Atrial Fibrillation and the Hachinski Ischemic Scale

Author Affiliations

Author Affiliations: Department of Geriatrics, Gulhane School of Medicine, Ankara, Turkey.

Arch Neurol. 2012;69(8):1084-1085. doi:10.1001/archneurol.2012.1129

We read with interest the article by Hachinski et al1 on their efforts to consolidate and further validate the Hachinski Ischemic Score in a community-based large-scale cohort study.
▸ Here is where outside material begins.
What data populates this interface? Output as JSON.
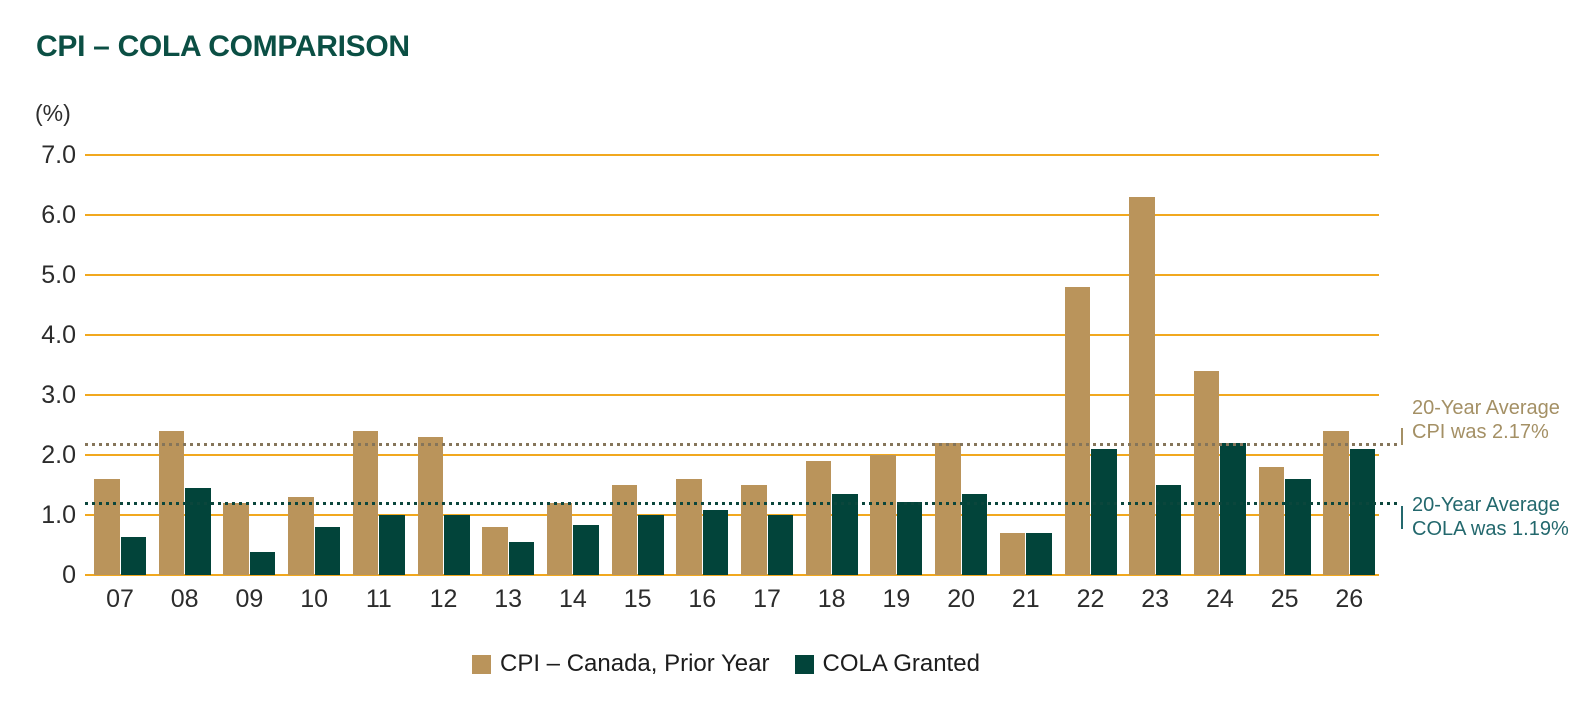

We suppose many readers like us would like to read comments from Hachinski and his co-authors on whether the presence of atrial fibrillation (AF), if included in the scoring system, could further improve the power of the scale in identifying vascular dementia. In a recent study, Marzona et al2 sought to determine the association of AF with cognitive and physical impairment in a large group of patients at high cardiovascular risk through a posthoc analysis of 2 randomized controlled trials (ONTARGET [Ongoing Telmisartan Alone and in Combination with Ramipril Global Endpoint Trial] and TRANSCEND [Telmisartan Randomized Assessment Study in ACE Intolerant Subjects with Cardiovascular Disease]). Among the population studied (N = 31 546; mean age, 66.5 years; mean [SD] Mini-Mental State Examination score, 27.7 [2.9]), 1016 participants (3.3%) had AF at baseline, with the condition developing in an additional 2052 participants (6.5%) during a median follow-up of 56 months. They found that participants with AF at baseline had lower Mini-Mental State Examination scores; were older; and were more likely to have a history of stroke, myocardial infarction, hypertension, diabetes mellitus, smoking, renal impairment, a sedentary lifestyle, and not adhering to their medications. During follow-up, a decrease in Mini-Mental State Examination score by 3 points or more, dementia, admission to a long-term care facility, and loss of independence in performing activities of daily living occurred in 7269 patients (26.1%) without AF and in 1050 patients (34.2%) with AF. On multivariable analysis, AF (baseline and follow-up) was associated with an increased risk for cognitive loss (hazard ratio [HR], 1.14), new dementia (HR, 1.30), loss of independence (HR, 1.35), and admission to a long-term care facility (HR, 1.53). The results were also consistent for patients with AF at baseline and those in whom AF developed during follow-up. Moreover, subgroup analysis for patients with and without stroke (baseline and follow-up) did not reveal any difference regarding the study outcomes, suggesting that the presence of AF was an important risk factor for cognitive and functional decline, independent of previous or incident clinical stroke as well as treatment with antihypertensive drugs.